Creo que hoy me aventuraré a contar algo muy personal, quizá lo haya hecho ya, y en ese caso, espero me disculpéis. Es tanto el vaivén de emociones que no sé si mis pensamientos se repiten a lo largo del tiempo, los imagino o me los invento; supongo que esto irá unido a la ausencia, al duelo por la ausencia, mejor dicho.
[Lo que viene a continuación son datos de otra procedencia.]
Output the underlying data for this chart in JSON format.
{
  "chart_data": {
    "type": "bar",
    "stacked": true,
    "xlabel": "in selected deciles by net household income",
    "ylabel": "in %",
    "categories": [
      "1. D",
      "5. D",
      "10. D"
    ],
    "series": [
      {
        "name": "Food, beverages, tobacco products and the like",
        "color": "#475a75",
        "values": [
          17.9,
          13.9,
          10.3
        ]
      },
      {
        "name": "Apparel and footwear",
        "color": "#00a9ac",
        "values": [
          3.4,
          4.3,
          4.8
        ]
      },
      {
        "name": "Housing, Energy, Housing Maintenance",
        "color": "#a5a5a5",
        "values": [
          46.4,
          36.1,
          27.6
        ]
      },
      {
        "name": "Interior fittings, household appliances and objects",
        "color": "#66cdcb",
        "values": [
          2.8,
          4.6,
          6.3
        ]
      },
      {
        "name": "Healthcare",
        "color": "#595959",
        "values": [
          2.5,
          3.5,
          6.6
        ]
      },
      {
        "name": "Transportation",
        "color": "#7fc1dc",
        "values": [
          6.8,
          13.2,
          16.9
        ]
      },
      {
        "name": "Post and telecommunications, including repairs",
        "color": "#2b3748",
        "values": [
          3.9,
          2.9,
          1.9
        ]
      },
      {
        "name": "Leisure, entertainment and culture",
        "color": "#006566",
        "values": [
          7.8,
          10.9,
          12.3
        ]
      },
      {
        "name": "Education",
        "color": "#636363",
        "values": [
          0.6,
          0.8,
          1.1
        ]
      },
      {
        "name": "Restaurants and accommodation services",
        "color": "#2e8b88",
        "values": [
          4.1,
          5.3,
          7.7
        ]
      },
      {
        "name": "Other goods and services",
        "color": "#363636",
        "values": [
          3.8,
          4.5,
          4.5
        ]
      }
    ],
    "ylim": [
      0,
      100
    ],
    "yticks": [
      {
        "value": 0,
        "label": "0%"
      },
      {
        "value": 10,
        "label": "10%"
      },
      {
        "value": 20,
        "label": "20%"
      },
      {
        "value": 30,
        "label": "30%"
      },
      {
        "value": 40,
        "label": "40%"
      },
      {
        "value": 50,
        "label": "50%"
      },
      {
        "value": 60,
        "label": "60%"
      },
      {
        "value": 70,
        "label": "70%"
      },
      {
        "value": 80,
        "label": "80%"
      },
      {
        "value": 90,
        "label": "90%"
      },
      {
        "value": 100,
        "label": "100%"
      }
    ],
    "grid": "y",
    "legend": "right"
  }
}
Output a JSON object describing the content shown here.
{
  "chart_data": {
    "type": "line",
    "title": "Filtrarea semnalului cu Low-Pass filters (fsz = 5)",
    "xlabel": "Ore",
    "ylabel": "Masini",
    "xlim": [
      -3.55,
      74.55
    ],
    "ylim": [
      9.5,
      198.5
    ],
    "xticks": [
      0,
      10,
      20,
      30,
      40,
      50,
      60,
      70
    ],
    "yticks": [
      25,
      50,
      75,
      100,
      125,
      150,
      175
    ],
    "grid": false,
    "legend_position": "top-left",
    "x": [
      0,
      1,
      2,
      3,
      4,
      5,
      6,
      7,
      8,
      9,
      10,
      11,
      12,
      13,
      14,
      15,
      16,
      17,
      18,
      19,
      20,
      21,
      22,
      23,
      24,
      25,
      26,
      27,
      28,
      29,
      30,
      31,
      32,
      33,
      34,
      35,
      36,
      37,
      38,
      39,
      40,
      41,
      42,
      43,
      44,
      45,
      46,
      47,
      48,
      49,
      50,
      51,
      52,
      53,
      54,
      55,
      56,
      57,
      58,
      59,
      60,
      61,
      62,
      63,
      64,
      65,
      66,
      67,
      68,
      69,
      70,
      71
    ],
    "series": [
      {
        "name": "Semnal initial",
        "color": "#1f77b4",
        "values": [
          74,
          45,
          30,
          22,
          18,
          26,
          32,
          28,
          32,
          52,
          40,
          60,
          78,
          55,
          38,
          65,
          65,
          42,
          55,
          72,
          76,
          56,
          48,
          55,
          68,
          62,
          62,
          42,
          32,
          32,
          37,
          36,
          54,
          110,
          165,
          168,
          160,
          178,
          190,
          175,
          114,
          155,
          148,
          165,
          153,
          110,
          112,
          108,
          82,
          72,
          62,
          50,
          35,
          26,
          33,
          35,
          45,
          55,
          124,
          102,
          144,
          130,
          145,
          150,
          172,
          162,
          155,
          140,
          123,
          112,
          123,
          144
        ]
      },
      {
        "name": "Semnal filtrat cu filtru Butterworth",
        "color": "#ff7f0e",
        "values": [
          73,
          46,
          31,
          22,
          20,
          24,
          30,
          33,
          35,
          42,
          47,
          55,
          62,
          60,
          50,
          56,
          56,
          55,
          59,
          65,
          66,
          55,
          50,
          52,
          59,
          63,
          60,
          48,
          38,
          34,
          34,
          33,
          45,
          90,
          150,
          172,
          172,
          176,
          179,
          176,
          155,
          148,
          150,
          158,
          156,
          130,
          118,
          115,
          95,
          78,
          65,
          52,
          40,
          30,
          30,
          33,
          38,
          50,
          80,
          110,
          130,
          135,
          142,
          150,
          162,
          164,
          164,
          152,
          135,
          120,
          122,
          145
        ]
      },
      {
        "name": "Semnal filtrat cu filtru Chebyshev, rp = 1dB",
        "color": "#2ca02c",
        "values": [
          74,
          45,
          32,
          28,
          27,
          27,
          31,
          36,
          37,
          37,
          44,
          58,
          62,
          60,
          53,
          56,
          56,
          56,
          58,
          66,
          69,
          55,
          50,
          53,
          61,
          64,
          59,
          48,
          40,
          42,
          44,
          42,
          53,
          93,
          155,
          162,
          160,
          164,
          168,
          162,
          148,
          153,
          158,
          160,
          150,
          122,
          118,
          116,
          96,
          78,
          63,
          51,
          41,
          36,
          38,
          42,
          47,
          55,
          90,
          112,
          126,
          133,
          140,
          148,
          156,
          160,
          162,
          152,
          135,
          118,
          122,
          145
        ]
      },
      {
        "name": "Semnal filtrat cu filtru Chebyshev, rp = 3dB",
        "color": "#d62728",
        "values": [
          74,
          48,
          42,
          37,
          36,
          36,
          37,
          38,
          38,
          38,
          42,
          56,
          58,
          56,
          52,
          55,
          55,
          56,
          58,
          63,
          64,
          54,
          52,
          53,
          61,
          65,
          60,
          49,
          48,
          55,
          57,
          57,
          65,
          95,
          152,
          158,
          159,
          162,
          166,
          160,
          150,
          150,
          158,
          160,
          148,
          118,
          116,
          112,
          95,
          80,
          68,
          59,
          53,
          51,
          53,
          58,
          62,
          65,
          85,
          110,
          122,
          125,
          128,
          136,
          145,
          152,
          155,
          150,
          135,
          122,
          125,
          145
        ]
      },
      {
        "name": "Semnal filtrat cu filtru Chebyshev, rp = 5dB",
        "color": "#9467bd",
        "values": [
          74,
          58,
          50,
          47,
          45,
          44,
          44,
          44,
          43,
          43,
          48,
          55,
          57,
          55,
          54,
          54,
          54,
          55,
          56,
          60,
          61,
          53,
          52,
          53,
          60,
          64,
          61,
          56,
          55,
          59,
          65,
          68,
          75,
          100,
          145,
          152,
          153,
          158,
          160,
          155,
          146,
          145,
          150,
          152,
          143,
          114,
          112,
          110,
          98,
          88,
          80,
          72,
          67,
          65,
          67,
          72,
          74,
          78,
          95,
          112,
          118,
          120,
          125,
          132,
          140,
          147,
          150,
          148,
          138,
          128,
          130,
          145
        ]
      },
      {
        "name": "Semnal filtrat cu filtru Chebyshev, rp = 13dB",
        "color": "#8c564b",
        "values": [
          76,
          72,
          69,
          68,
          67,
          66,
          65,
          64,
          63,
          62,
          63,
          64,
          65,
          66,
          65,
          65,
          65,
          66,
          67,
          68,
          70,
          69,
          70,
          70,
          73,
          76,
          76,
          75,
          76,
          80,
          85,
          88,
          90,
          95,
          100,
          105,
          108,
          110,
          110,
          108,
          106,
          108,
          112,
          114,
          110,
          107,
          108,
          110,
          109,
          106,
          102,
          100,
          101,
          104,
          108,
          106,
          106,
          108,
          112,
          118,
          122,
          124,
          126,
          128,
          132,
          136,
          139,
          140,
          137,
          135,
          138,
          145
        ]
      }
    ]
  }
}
Siempre intento vaciarme y exponer lo que se siente conviviendo con el corazón incompleto, fragmentado y con un mordisco invisible que no se puede regenerar. Y suelo hacerlo en el momento actual, en el "ahora", pero en las fechas señaladas no puedo evitar coger unos prismáticos y buscar más lejos en aquel horizonte, cuando todo se derrumbó.

Si tuviera que listar los momentos más importantes desde ese fatídico día 30 de marzo cuando me encontraba mal y fuimos al hospital comenzaría por ese "lo siento, no hay latido"; seguido de un quirófano desangelado y frío; una habitación de reanimación con un reloj frente a mí, sin poder moverme y sola, que me limitaba a observar como quien ve llover. El silencio. El vacío. La nada. Un vientre con ausencia de movimientos, qué sensación tan extraña y desazonadora .....

Seguramente ya haya compartido todos estos instantes, que no por reducirlos en frases cortas significan espacios breves de tiempo, todo lo contrario. Y sin embargo, esta noche ha venido a mi mente y de forma intermitente una situación particular, el día que me dieron el alta del primer ingreso hospitalario. Me comunicaron que podía irme, y dentro del desgarro y la penuria lo único que quería era llegar a mi cama, intentar reencontrarme en mi espacio, a pesar del pavor del nido vacío.  Me aconsejaron ducharme con ayuda de mi marido, por si me desmayaba. Y cuando me desvestí, y me vi por primera vez en el espejo tras varios días sin querer hacerlo, me impactó ver tanta tristeza en los ojos, en esa cara demacrada, esas ojeras amoratadas de tanto sufrimiento, y que tan poco me importaban en realidad. Y al quitarme el sujetador mi pecho goteó, salió calostro. El silencio. El vacío. La  nada, nuevamente. Ese "oro líquido" que emanaba de mis pezones sin tener a quién dirigirlo.

No podía entender porqué, si me habían dado dos veces las pastillas para cortar la subida. No fue casualidad que en las dos habitaciones contiguas varios bebés emitían su llanto, y mi instinto de madre fue más fuerte que la química; las ganas de dar de mamar a mi niño luchaban contra todo lo ajeno. Digamos que esto es la grandiosidad de la naturaleza; la misma que quiso que mi placenta se desprendiera, obligando a mi bebé a no poder continuar con vida; esa que casi quita la mía. Diez meses después no puedo decir que la haya perdonado, pero al menos podemos convivir juntas. 

Diez meses sin poder escuchar tu llanto.